In comments filed on the guidance last year, AFL-CIO lawyers criticized the policy and said it needed to be changed. After releasing an initial draft in November 2010, the Office of Management and Budget (OMB) issued its final guidance this week, much to the disdain of the influence industry.
“Such participation raises no ethical concerns, and the fact that the individual may happen to be a registered lobbyist should not change that analysis,” the letter states.
In their comment, the AFL-CIO also says that excluding individuals from panels because they are registered under the Lobbying Disclosure Act is “unjustified and arbitrary” and will “plainly most impede the union and nonprofit sector” since they do not possess non-lobbyist experts, as corporations do, who could serve on the panels.
“The upshot of the lobbyist exclusion policy, then, is not to remove ‘influence’ from advisory committees, but only to shift it away from policy-oriented groups toward the business and other large organizational entities that can most easily navigate around it,” the AFL-CIO letter states.
The labor federation recommended that the Obama administration institute a waiver process as well as exempt delegations to international bodies from the ban.
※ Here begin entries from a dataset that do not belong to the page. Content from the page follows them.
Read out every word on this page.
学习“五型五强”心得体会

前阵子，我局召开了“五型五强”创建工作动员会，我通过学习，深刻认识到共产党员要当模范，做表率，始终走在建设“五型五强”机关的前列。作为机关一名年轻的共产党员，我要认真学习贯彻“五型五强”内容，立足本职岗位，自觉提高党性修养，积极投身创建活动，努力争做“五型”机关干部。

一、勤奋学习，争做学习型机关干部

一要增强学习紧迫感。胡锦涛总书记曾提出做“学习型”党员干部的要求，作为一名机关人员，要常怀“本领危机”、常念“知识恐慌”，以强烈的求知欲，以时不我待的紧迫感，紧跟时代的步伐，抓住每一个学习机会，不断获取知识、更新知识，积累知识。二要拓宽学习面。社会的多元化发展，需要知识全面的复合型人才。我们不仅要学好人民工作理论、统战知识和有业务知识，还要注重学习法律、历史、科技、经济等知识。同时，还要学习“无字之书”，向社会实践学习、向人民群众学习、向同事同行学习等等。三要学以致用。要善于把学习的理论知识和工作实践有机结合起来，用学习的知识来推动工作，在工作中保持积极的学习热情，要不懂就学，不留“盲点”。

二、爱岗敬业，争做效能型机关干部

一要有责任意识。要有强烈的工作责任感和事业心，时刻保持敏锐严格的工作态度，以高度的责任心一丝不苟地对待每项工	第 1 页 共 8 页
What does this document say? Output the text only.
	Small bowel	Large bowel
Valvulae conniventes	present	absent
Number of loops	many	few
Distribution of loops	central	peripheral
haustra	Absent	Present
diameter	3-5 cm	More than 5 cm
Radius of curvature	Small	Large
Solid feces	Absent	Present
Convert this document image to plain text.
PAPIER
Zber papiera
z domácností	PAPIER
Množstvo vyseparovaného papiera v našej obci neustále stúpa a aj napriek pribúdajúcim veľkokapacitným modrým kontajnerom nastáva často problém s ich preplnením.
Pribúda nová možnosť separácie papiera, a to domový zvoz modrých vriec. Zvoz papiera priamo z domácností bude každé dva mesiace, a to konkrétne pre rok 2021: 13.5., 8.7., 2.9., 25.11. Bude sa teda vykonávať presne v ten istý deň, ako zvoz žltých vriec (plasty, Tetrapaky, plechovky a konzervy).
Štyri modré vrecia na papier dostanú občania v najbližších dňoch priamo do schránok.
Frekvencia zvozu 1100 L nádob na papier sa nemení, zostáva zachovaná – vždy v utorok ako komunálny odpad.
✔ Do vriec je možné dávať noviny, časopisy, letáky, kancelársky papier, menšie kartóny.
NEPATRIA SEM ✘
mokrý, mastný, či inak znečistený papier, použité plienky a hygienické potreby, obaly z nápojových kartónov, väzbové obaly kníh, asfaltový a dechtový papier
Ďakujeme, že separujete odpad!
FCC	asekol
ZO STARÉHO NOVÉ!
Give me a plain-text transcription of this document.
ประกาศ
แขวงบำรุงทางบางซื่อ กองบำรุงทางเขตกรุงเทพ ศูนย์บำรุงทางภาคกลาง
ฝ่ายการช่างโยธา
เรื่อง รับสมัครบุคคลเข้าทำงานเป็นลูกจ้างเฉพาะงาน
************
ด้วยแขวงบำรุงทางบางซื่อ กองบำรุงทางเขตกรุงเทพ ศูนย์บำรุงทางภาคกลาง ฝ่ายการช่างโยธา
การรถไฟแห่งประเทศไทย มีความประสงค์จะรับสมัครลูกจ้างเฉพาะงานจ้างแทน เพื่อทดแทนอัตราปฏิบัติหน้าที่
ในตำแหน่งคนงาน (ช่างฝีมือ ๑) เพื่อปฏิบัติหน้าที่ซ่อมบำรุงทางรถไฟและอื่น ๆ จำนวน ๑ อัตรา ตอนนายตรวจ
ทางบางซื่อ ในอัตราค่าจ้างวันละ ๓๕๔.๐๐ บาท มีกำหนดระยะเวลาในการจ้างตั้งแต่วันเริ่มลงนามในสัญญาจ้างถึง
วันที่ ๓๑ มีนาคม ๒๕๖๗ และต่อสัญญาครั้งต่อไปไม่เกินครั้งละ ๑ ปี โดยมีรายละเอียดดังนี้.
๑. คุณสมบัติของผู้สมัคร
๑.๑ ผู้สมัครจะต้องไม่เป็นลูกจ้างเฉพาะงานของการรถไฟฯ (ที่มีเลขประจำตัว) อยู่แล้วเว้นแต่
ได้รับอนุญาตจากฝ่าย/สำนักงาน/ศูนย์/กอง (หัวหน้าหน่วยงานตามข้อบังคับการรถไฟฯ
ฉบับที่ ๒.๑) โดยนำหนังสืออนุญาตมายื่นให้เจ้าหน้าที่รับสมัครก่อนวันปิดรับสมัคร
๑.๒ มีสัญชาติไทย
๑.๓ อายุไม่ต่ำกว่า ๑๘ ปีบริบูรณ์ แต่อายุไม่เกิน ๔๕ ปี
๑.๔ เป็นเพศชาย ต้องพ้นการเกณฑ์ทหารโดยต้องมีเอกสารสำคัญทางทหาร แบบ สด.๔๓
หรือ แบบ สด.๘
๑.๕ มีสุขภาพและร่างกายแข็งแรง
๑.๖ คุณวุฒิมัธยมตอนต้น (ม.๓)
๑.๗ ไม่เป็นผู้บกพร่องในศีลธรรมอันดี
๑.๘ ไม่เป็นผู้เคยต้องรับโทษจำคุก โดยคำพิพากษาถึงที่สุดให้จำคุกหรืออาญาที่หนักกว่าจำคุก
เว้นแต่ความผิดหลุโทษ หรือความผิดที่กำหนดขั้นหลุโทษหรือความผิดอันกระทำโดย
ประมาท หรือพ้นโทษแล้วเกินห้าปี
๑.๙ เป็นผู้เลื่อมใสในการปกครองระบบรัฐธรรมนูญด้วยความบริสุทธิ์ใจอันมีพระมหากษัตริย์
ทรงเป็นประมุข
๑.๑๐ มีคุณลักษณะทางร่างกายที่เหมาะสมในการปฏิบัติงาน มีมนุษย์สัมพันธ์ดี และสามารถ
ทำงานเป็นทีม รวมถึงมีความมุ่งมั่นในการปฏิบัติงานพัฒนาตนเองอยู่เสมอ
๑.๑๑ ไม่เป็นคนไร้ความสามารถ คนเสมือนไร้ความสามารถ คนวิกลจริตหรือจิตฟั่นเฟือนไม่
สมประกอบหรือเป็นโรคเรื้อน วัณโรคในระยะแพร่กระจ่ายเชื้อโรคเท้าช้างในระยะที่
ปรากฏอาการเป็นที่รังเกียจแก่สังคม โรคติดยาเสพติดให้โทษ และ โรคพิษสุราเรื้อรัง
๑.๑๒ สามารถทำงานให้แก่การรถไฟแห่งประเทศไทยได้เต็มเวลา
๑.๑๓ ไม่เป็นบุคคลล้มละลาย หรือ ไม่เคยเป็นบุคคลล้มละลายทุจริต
In the finalized guidance released this week, OMB did neither.
Dated December 2, 2010, the AFL-CIO letter is signed by Laurence Gold, the labor federation’s associate general counsel, and Sarah Fox, the AFL-CIO’s legal counsel and representative on the International Labour Organization.
Disagreeing with criticism of the guidance, an OMB spokeswoman said it was “an important step” to increase transparency and reduce the influence of special interests.
“The president has taken steps from the start to close the revolving door between the federal government and special interests, to end the culture of powerful lobbying influence, and to dramatically expand the level of transparency in government. This guidance is an important step in those efforts, but we will continue to identify new ways to expand transparency and accountability and look forward to working with the public on this,” said Meg Reilly, the OMB spokeswoman.
A wide spectrum of groups filed comments critical of the guidance, including the Jewish Federation of North America, the National Truck Equipment Association and the American Association of Exporters and Importers.
One watchdog group, the Project on Government Oversight, was supportive of the guidance in comments it filed.
The finalized guidance has riled K Street. In a statement Thursday, Howard Marlowe, president of the American League of Lobbyists, took aim at Obama’s appointments of celebrities to federal advisory committees, such as pop singer Shakira, who is joining the President's Advisory Commission on Educational Excellence for Hispanics this week.
“This appointment is insulting to the men and women who seek to serve their country through public servitude but can’t because they choose to follow the letter of the law by registering as a lobbyist,” said Marlowe, also president of the lobby firm Marlowe & Co. “The president is sending a message to employers that it’s better to hire a friend, like a supporter who helped on his campaign, than qualified candidates with solid resumes.”
Craig Holman, government affairs lobbyist for Public Citizen, has backed the guidance and said he is happy that the OMB’s move to finalize it will keep it in place even after President Obama leaves office.
“I'm fully expecting it to remain permanent, beyond the Obama administration,” Holman said. “You will have to do a separate rulemaking to reverse this and justify why you're letting lobbyists back on the panels.”
Though from last year, the AFL-CIO and others’ comments on the guidance were not released until this week — almost a year after they were first filed. Reilly at OMB said the administration didn’t release the comments until now because it needed to analyze the responses.
“Consistent with standard practice, public comments were released after the administration completed analysis of the responses provided and finalized the guidance,” Reilly said.
In January of this year, The Hill filed a Freedom of Information Act (FOIA) request for the guidance’s comments and for any OMB documents related to the decision not to release them until now.
OMB’s response to the FOIA request came this week. The response was 11 pages of emails from OMB officials, almost all redacted, and many of which were responding to reporters’ inquiries — including from The Hill — about the guidance’s comments.
While Marlowe and other lobbyists are frustrated by the guidance, Holman supports banning lobbyists from serving on federal advisory committees. He said it has been treated as a “business perk” by K Street.
“They have direct access to the administration. That is what this rule was designed to get rid of, which makes it a very constructive rule,” Holman said. “There are plenty of people inside and outside of the Beltway who have plenty of knowledge in these fields, so this won't result in any brain drain.”